Created: April 20, 2020 06:38 PM
ALBUQUERQUE, N.M. — A member of the Navajo Nation who lost her brother to COVID-19 is pleading with everyone on and off the reservation to stay at home to prevent the spread of the virus.
“This could happen to anybody,” said Cheryl Blie. “Al was a very young person. He had his whole life ahead of him. All the fun things you get to experience with life—marriage, children a career—he didn't get to experience those things just yet."
Blie said her family is mourning the loss of her younger brother, 34-year-old Al.
“We've been trying to track how Al might have contracted COVID,” she said.
Blie said her brother, who lived in Lukachukai, Arizona, took all the proper precautions like using gloves and wearing masks on essential trips out of the house.
"It must have been that one time that we went to the gas station or that we went and got groceries that that had happened to him,” she said.
Blie said her brother’s symptoms set in quickly.
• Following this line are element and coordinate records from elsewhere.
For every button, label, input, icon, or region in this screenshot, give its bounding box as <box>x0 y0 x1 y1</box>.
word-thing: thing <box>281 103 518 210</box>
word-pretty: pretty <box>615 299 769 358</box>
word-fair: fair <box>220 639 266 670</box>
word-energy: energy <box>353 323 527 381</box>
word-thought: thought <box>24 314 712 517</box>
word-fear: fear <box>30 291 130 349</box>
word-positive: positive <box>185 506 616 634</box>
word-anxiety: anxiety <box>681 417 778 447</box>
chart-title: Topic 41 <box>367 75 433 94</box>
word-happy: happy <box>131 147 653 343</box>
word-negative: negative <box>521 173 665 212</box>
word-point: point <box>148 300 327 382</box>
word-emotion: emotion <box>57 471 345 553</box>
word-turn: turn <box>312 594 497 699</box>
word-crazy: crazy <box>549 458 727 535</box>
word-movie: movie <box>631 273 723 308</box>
In the beginning, she said he did not have a cough, but did experience stomach issues and loss of taste and smell.
"It wasn’t until the fifth day that he woke up and was really complaining of shortness of breath,” Blie said.
Al was transported to Albuquerque where he was tested for COVID-19 and put on a ventilator. The following day, Blie said her brother’s health rapidly declined. None of Al’s family members got the chance to say goodbye to him.
"That's the hardest part about this whole thing I think is just and I wish people could understand the severity of that, if a person tests positive for COVID, you can't go to the hospital, you can't be there with them as they take their last breaths and they die alone,” Blie said.
Blie said her family was able to lay him to rest, but not in the traditional way. She hopes everyone will stay at home so no one has to go through losing a loved one the way her family lost Al.